2列王記6章 エリシャの首が彼の上についていれば

2王6:30「彼は言った。「きょう、シャファテの子エリシャの首が彼の上についていれば、神がこの私を幾重にも罰せられますように」」
エリシャ一人を捕まえるのに馬と戦車と大軍を投入したアラムは(14)、おそらく主要隊を遣わしたのだろうと思われます。神の導きによって盲目にされ、サマリヤのど真ん中に現れたアラム軍を見て、ヨラムは千載一遇のチャンスと思ったに違いありません(21)。「私が打ちましょうか」と歓喜の声をあげています。しかし、何度もイスラエルの危機を救った(10)エリシャの敵に飲み食いさせるようにとの進言を聞いたとき、目の前の主要部隊をたたくチャンスだけに、ヨラムも苦渋の決断だったと思います。この解放劇が、いざベン・ハダデにより包囲作戦が実行され、城内がききんが起きると、これはあの時敵をもてなして帰したことが裏目に出たと考えるのも仕方のないことです。

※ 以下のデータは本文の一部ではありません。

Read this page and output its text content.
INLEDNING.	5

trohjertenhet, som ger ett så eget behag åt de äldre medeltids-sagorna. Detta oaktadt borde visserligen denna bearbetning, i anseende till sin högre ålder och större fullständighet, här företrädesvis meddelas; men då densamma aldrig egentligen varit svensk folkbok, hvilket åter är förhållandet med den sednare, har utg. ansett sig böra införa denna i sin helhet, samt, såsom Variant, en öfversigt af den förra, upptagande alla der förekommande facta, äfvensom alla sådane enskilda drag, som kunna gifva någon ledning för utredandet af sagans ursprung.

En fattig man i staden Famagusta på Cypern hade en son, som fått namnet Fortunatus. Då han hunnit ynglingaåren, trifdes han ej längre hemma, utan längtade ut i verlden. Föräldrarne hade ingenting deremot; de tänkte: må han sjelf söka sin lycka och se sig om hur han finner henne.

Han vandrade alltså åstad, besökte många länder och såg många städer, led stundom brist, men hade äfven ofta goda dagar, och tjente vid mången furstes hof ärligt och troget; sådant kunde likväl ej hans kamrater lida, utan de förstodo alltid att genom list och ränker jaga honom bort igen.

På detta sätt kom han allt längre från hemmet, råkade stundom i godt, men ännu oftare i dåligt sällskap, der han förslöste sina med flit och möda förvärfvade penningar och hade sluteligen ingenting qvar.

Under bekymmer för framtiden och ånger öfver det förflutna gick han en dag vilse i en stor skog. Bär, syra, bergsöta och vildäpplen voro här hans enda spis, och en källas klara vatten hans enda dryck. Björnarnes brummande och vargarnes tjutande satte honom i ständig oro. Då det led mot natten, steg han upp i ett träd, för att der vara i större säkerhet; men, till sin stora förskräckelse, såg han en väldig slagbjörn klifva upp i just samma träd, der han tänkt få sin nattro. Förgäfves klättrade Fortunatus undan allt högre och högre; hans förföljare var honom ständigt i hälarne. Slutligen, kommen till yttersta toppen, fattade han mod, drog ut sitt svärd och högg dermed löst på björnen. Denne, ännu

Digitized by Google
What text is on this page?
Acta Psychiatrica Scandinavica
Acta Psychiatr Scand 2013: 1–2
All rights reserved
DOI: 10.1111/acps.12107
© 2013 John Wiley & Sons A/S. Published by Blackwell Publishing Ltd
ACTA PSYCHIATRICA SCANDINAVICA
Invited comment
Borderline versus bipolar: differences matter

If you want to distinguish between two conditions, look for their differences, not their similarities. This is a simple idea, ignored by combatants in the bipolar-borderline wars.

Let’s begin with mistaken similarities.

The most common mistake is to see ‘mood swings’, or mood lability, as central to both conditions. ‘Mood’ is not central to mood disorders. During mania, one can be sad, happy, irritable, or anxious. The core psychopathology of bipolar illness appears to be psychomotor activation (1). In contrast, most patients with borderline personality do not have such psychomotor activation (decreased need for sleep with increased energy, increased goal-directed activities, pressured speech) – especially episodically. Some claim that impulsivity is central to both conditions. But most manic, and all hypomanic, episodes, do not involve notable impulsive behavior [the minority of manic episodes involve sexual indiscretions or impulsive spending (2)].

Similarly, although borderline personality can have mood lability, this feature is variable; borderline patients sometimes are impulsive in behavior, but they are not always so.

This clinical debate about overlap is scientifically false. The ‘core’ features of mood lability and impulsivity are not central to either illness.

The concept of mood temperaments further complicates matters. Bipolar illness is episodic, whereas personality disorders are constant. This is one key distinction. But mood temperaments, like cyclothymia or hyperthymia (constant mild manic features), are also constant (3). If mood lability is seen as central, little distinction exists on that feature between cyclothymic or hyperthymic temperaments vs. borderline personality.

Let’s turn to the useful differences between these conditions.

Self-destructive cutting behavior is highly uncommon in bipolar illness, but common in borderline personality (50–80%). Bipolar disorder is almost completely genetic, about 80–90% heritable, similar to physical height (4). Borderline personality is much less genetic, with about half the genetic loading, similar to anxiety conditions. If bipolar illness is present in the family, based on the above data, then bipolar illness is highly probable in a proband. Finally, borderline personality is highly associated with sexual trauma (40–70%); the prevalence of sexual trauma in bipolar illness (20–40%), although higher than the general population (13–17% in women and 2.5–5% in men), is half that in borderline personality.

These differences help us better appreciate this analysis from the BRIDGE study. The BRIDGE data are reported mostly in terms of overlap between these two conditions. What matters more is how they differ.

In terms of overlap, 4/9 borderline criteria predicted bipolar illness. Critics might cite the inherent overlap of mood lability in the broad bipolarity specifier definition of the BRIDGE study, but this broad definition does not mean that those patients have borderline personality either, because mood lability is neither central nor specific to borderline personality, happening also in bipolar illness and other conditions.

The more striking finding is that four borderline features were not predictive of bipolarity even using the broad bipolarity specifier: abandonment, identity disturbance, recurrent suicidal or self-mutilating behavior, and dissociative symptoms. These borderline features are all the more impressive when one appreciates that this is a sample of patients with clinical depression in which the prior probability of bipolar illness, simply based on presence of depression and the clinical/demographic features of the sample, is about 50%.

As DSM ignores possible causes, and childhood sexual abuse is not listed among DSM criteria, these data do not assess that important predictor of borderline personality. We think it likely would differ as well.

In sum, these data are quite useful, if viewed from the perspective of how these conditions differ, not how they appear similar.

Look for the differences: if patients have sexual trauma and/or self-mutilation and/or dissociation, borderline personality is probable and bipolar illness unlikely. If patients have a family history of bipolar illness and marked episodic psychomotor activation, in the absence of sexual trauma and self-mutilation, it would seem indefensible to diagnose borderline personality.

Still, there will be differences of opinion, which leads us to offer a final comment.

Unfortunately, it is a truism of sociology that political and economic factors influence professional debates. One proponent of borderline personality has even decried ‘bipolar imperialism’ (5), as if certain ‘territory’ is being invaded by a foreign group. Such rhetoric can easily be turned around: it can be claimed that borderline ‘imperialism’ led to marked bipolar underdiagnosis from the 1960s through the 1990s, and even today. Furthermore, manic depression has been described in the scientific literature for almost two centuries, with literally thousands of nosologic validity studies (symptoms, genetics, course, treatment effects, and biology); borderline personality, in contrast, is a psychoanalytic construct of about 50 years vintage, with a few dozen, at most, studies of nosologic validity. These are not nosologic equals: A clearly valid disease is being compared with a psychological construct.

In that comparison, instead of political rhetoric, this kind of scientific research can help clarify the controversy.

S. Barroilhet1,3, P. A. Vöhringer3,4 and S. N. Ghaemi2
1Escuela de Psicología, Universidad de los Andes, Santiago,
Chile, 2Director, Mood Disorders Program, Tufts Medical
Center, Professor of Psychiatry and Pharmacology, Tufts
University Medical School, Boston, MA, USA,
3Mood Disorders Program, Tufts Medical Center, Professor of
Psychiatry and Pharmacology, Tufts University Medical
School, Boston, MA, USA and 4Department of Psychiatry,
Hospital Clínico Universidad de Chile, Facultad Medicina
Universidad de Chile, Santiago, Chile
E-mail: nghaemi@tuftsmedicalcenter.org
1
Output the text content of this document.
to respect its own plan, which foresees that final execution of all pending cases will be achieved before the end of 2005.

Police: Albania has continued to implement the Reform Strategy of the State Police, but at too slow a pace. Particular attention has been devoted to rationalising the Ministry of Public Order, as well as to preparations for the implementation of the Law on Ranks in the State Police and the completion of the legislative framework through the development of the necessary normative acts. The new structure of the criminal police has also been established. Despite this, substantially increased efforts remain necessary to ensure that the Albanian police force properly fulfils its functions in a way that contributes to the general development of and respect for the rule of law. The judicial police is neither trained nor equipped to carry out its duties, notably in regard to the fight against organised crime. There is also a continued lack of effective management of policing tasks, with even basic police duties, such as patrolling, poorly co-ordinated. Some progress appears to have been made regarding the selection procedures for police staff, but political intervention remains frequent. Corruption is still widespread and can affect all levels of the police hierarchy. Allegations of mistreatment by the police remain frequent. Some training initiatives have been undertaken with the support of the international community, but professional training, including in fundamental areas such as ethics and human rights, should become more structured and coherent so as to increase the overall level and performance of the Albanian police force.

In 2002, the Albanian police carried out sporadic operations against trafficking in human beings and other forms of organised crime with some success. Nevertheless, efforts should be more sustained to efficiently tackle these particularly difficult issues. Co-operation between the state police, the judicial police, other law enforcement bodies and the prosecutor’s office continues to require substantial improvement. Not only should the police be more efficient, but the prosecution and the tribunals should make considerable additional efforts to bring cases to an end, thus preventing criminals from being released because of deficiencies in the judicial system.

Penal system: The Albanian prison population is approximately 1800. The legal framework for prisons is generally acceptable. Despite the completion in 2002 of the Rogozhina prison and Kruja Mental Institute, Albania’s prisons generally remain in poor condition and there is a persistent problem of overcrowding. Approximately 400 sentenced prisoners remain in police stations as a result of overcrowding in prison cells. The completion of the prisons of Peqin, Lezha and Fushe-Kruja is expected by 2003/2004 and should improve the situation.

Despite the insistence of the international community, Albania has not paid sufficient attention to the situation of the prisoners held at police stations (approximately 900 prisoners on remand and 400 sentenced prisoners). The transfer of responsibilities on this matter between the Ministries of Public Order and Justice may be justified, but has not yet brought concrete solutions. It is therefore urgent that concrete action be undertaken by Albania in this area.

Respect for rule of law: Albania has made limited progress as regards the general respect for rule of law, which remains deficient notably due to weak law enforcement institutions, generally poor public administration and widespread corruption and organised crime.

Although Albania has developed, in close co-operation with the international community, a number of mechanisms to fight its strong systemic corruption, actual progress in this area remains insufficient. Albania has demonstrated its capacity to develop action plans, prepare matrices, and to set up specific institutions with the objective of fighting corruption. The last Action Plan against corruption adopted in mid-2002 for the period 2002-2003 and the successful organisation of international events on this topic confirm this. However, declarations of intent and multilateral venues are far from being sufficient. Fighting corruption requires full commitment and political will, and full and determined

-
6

つまりうまくいくときはエリシャを「わが父」と呼びますが(21)、うまくいかなければエリシャの首をはねようとするのです。この後、主によってアラムは逃走し(7章)、一晩にして危機的状況から解放されます。これもエリシャの預言した通りでした(7:1)。ヨラムはわずか12年の間に、多くの主の奇跡を見た王と言えます。